Allegedly this information came from a top al-Qaeda official who was captured in Pakistan and is now being “interrogated” at Camp X-Ray, presumably without a lawyer. Frankly, I wouldn’t be surprised by anything men in such circumstances might say. There is no indication Chub or anyone else had or has the materials to make a dirty bomb — or any bomb at all.

But let’s assume that there is something to all this. Then it is even more imperative that Padilla-al-Mujahir be given all his rights as an American citizen and tried as one — for treason, even, if the government thinks those charges are merited. If these allegations are true, he seems a good bit worse than the much-ballyhooed “American Taliban,” John Walker Lindh, who, as far as I can tell, is guilty of absolutely nothing except being a naive kid with little common sense.

It’s critically important that in thwarting our enemies we not become like them. Militello sent me a Washington Times quote in which an emotional U.S. Sen. Charles Schumer, D-N.Y., on being told about the “dirty bomber,” supposedly said: “If you aid and abet the enemy, whether you are a citizen or not, you’re not entitled to the right of due process.”

That’s dead wrong. Due process has to do with guaranteeing the individual rights of the accused — not the convicted. Nobody would have any problem if the government caught Padilla trying to install a dirty bomb and arrested him or even blew him away.

But we should all have huge problems with the government locking up this man — an American citizen — without filing any charges, especially if this is based on the testimony of a foreign prisoner being held incommunicado.

Schumer himself knows better. Late last year, in announcing hearings into our planned secret military tribunals, he said that even that significant departure from our legal system should be overseen by Congress to ensure “the nation’s longstanding tradition of due process.”
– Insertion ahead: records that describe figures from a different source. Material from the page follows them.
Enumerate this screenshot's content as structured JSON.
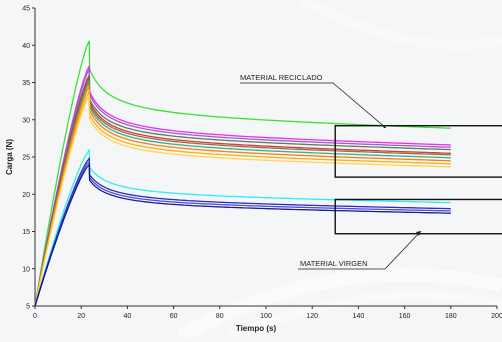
{
  "chart_data": {
    "type": "line",
    "title": "",
    "xlabel": "Tiempo (s)",
    "ylabel": "Carga (N)",
    "xlim": [
      0,
      200
    ],
    "ylim": [
      5,
      45
    ],
    "xticks": [
      0,
      20,
      40,
      60,
      80,
      100,
      120,
      140,
      160,
      180,
      200
    ],
    "yticks": [
      5,
      10,
      15,
      20,
      25,
      30,
      35,
      40,
      45
    ],
    "grid": false,
    "annotations": [
      {
        "label": "MATERIAL RECICLADO",
        "target_box": {
          "x": [
            133,
            180
          ],
          "y": [
            22.3,
            29.2
          ]
        }
      },
      {
        "label": "MATERIAL VIRGEN",
        "target_box": {
          "x": [
            133,
            180
          ],
          "y": [
            14.7,
            19.3
          ]
        }
      }
    ],
    "series": [
      {
        "group": "reciclado",
        "color": "#33dd33",
        "peak_x": 23.5,
        "peak": 40.6,
        "end": 28.4
      },
      {
        "group": "reciclado",
        "color": "#ee22ee",
        "peak_x": 23.5,
        "peak": 37.2,
        "end": 26.2
      },
      {
        "group": "reciclado",
        "color": "#9955cc",
        "peak_x": 23.5,
        "peak": 36.8,
        "end": 25.9
      },
      {
        "group": "reciclado",
        "color": "#557755",
        "peak_x": 23.5,
        "peak": 36.0,
        "end": 25.6
      },
      {
        "group": "reciclado",
        "color": "#cc3333",
        "peak_x": 23.5,
        "peak": 35.7,
        "end": 25.1
      },
      {
        "group": "reciclado",
        "color": "#996633",
        "peak_x": 23.5,
        "peak": 35.3,
        "end": 24.9
      },
      {
        "group": "reciclado",
        "color": "#33aa88",
        "peak_x": 23.5,
        "peak": 35.0,
        "end": 24.5
      },
      {
        "group": "reciclado",
        "color": "#ff7700",
        "peak_x": 23.5,
        "peak": 34.5,
        "end": 24.1
      },
      {
        "group": "reciclado",
        "color": "#ffaa00",
        "peak_x": 23.5,
        "peak": 33.8,
        "end": 23.7
      },
      {
        "group": "reciclado",
        "color": "#ffd24a",
        "peak_x": 23.5,
        "peak": 33.2,
        "end": 23.3
      },
      {
        "group": "virgen",
        "color": "#22eeee",
        "peak_x": 23.5,
        "peak": 25.9,
        "end": 18.6
      },
      {
        "group": "virgen",
        "color": "#2222bb",
        "peak_x": 23.5,
        "peak": 24.8,
        "end": 17.8
      },
      {
        "group": "virgen",
        "color": "#4444dd",
        "peak_x": 23.5,
        "peak": 24.4,
        "end": 17.5
      },
      {
        "group": "virgen",
        "color": "#111188",
        "peak_x": 23.5,
        "peak": 24.0,
        "end": 17.2
      }
    ],
    "start_value": 5,
    "end_x": 180
  }
}
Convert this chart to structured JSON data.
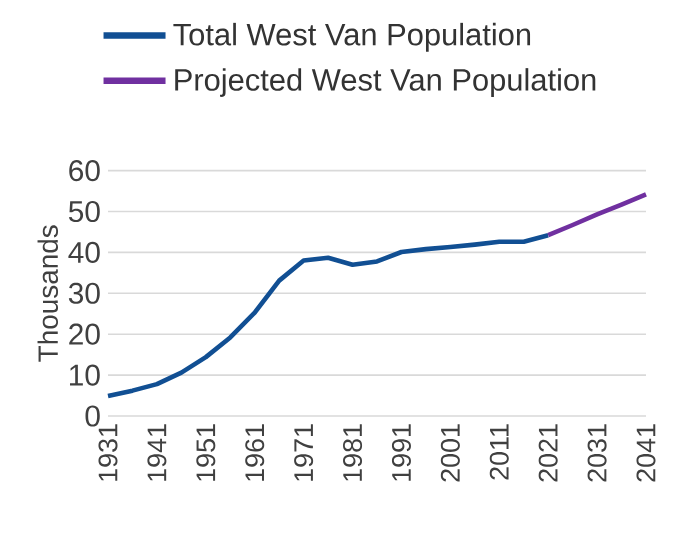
{
  "chart_data": {
    "type": "line",
    "ylabel": "Thousands",
    "series": [
      {
        "name": "Total West Van Population",
        "color": "#114f93",
        "x": [
          1931,
          1936,
          1941,
          1946,
          1951,
          1956,
          1961,
          1966,
          1971,
          1976,
          1981,
          1986,
          1991,
          1996,
          2001,
          2006,
          2011,
          2016,
          2021
        ],
        "values": [
          4.9,
          6.2,
          7.8,
          10.6,
          14.4,
          19.2,
          25.3,
          33.1,
          38.0,
          38.7,
          37.0,
          37.8,
          40.1,
          40.8,
          41.3,
          41.9,
          42.6,
          42.6,
          44.2
        ]
      },
      {
        "name": "Projected West Van Population",
        "color": "#7030a0",
        "x": [
          2021,
          2026,
          2031,
          2036,
          2041
        ],
        "values": [
          44.2,
          46.7,
          49.3,
          51.7,
          54.2
        ]
      }
    ],
    "xlim": [
      1931,
      2041
    ],
    "xticks": [
      1931,
      1941,
      1951,
      1961,
      1971,
      1981,
      1991,
      2001,
      2011,
      2021,
      2031,
      2041
    ],
    "ylim": [
      0,
      60
    ],
    "yticks": [
      0,
      10,
      20,
      30,
      40,
      50,
      60
    ],
    "grid": "y",
    "legend": "top left",
    "marker": "none",
    "line_style": "solid"
  }
}
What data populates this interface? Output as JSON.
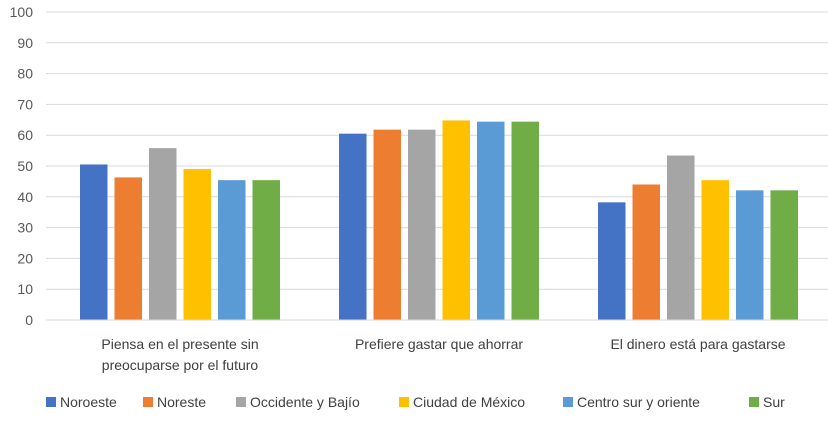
{
  "chart_data": {
    "type": "bar",
    "title": "",
    "xlabel": "",
    "ylabel": "",
    "ylim": [
      0,
      100
    ],
    "yticks": [
      0,
      10,
      20,
      30,
      40,
      50,
      60,
      70,
      80,
      90,
      100
    ],
    "grid": true,
    "legend_position": "bottom",
    "categories": [
      [
        "Piensa en el presente sin",
        "preocuparse por el futuro"
      ],
      [
        "Prefiere gastar que ahorrar"
      ],
      [
        "El dinero está para gastarse"
      ]
    ],
    "series": [
      {
        "name": "Noroeste",
        "color": "#4472C4",
        "values": [
          50.5,
          60.5,
          38.2
        ]
      },
      {
        "name": "Noreste",
        "color": "#ED7D31",
        "values": [
          46.3,
          61.8,
          44.0
        ]
      },
      {
        "name": "Occidente y Bajío",
        "color": "#A5A5A5",
        "values": [
          55.8,
          61.8,
          53.4
        ]
      },
      {
        "name": "Ciudad de México",
        "color": "#FFC000",
        "values": [
          49.0,
          64.8,
          45.4
        ]
      },
      {
        "name": "Centro sur y oriente",
        "color": "#5B9BD5",
        "values": [
          45.4,
          64.4,
          42.1
        ]
      },
      {
        "name": "Sur",
        "color": "#70AD47",
        "values": [
          45.4,
          64.4,
          42.1
        ]
      }
    ]
  }
}
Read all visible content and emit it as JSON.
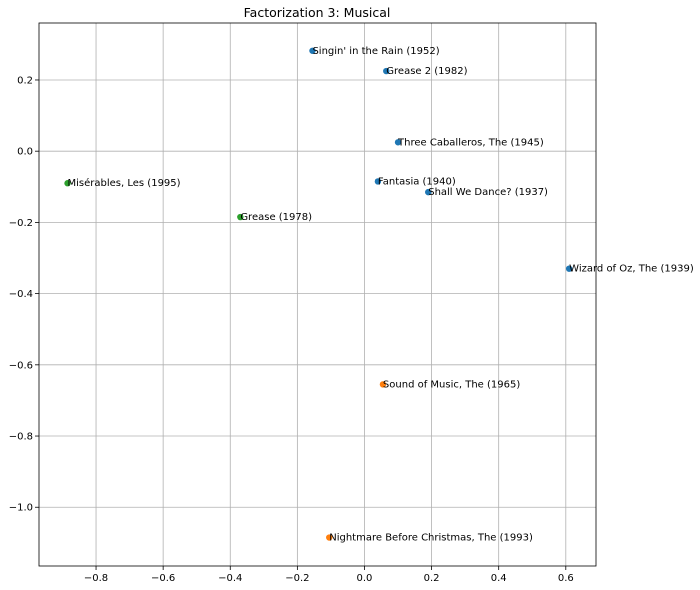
{
  "chart_data": {
    "type": "scatter",
    "title": "Factorization 3: Musical",
    "xlabel": "",
    "ylabel": "",
    "xlim": [
      -0.97,
      0.69
    ],
    "ylim": [
      -1.165,
      0.36
    ],
    "xticks": [
      -0.8,
      -0.6,
      -0.4,
      -0.2,
      0.0,
      0.2,
      0.4,
      0.6
    ],
    "xtick_labels": [
      "−0.8",
      "−0.6",
      "−0.4",
      "−0.2",
      "0.0",
      "0.2",
      "0.4",
      "0.6"
    ],
    "yticks": [
      -1.0,
      -0.8,
      -0.6,
      -0.4,
      -0.2,
      0.0,
      0.2
    ],
    "ytick_labels": [
      "−1.0",
      "−0.8",
      "−0.6",
      "−0.4",
      "−0.2",
      "0.0",
      "0.2"
    ],
    "grid": true,
    "colors": [
      "#1f77b4",
      "#ff7f0e",
      "#2ca02c"
    ],
    "points": [
      {
        "label": "Singin' in the Rain (1952)",
        "x": -0.155,
        "y": 0.282,
        "group": 0
      },
      {
        "label": "Grease 2 (1982)",
        "x": 0.065,
        "y": 0.225,
        "group": 0
      },
      {
        "label": "Three Caballeros, The (1945)",
        "x": 0.1,
        "y": 0.025,
        "group": 0
      },
      {
        "label": "Fantasia (1940)",
        "x": 0.04,
        "y": -0.085,
        "group": 0
      },
      {
        "label": "Shall We Dance? (1937)",
        "x": 0.19,
        "y": -0.115,
        "group": 0
      },
      {
        "label": "Wizard of Oz, The (1939)",
        "x": 0.61,
        "y": -0.33,
        "group": 0
      },
      {
        "label": "Sound of Music, The (1965)",
        "x": 0.055,
        "y": -0.655,
        "group": 1
      },
      {
        "label": "Nightmare Before Christmas, The (1993)",
        "x": -0.105,
        "y": -1.085,
        "group": 1
      },
      {
        "label": "Misérables, Les (1995)",
        "x": -0.885,
        "y": -0.09,
        "group": 2
      },
      {
        "label": "Grease (1978)",
        "x": -0.37,
        "y": -0.185,
        "group": 2
      }
    ]
  }
}
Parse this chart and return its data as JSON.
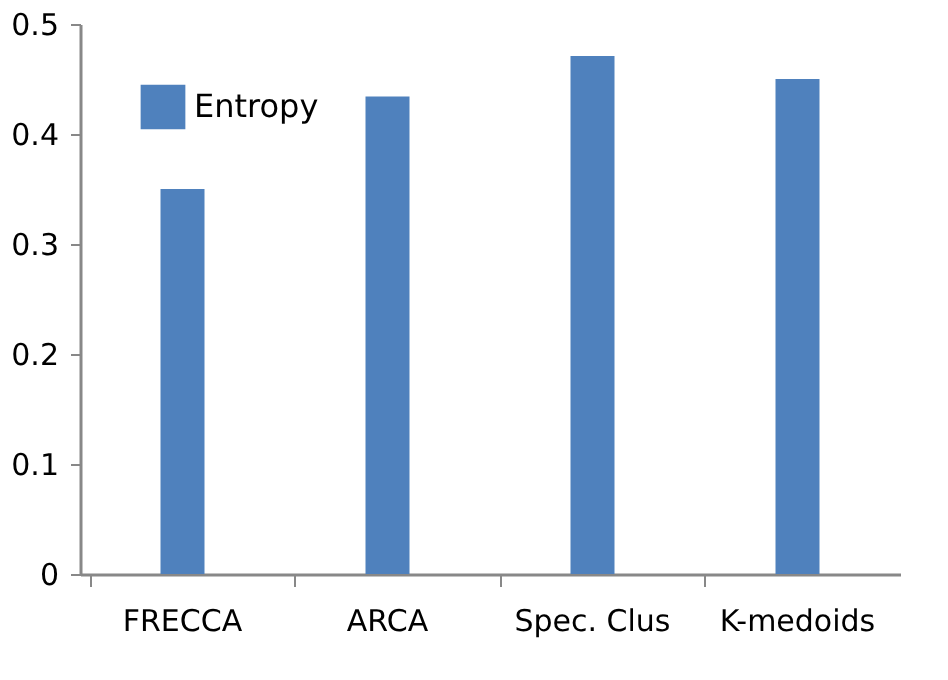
{
  "chart_data": {
    "type": "bar",
    "categories": [
      "FRECCA",
      "ARCA",
      "Spec. Clus",
      "K-medoids"
    ],
    "series": [
      {
        "name": "Entropy",
        "color": "#4f81bd",
        "values": [
          0.35,
          0.434,
          0.471,
          0.45
        ]
      }
    ],
    "ylim": [
      0,
      0.5
    ],
    "yticks": [
      0,
      0.1,
      0.2,
      0.3,
      0.4,
      0.5
    ],
    "grid": false,
    "legend": "top left"
  }
}
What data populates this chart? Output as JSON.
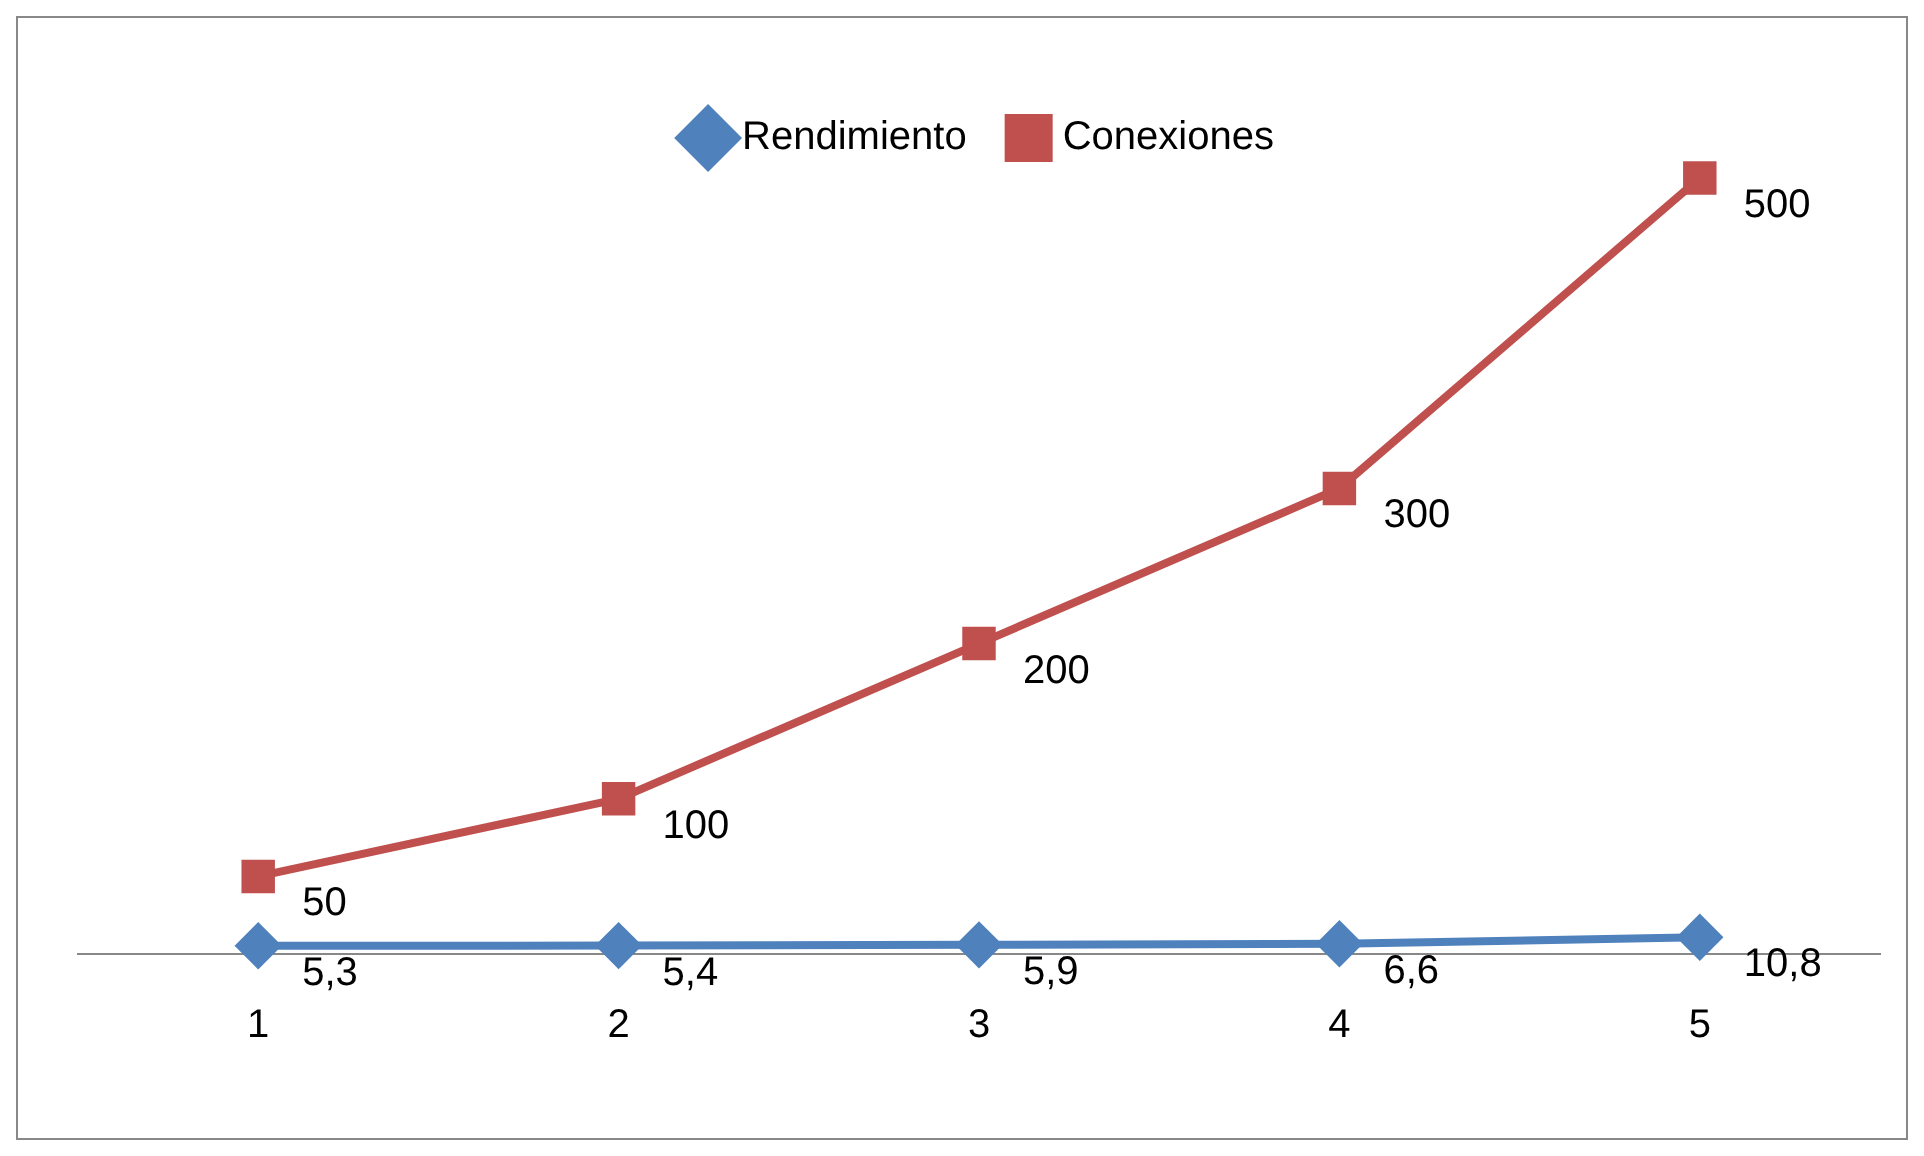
{
  "chart_data": {
    "type": "line",
    "categories": [
      "1",
      "2",
      "3",
      "4",
      "5"
    ],
    "series": [
      {
        "name": "Rendimiento",
        "color": "#4f81bd",
        "marker": "diamond",
        "values": [
          5.3,
          5.4,
          5.9,
          6.6,
          10.8
        ],
        "value_labels": [
          "5,3",
          "5,4",
          "5,9",
          "6,6",
          "10,8"
        ]
      },
      {
        "name": "Conexiones",
        "color": "#c0504d",
        "marker": "square",
        "values": [
          50,
          100,
          200,
          300,
          500
        ],
        "value_labels": [
          "50",
          "100",
          "200",
          "300",
          "500"
        ]
      }
    ],
    "legend": "top"
  }
}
Last week, the Department of Justice was forced by a court order to reveal it is still holding “at least” 147 people in secret, and that 18 of them are not represented by lawyers. Seventy-three of them are being held in connection with the events of Sept. 11.

What we don’t know is how many others may have pleaded guilty to whatever or how many noncitizens were deported or how many haven’t been charged with any crimes at all.

This will eventually be seen as a black mark on our history. Even an old ultra-left-winger knows that our system, based on equal protection under the law, is far too strong to be brought down by a bunch of crazies with box cutters. No, only we can destroy it. So let’s not.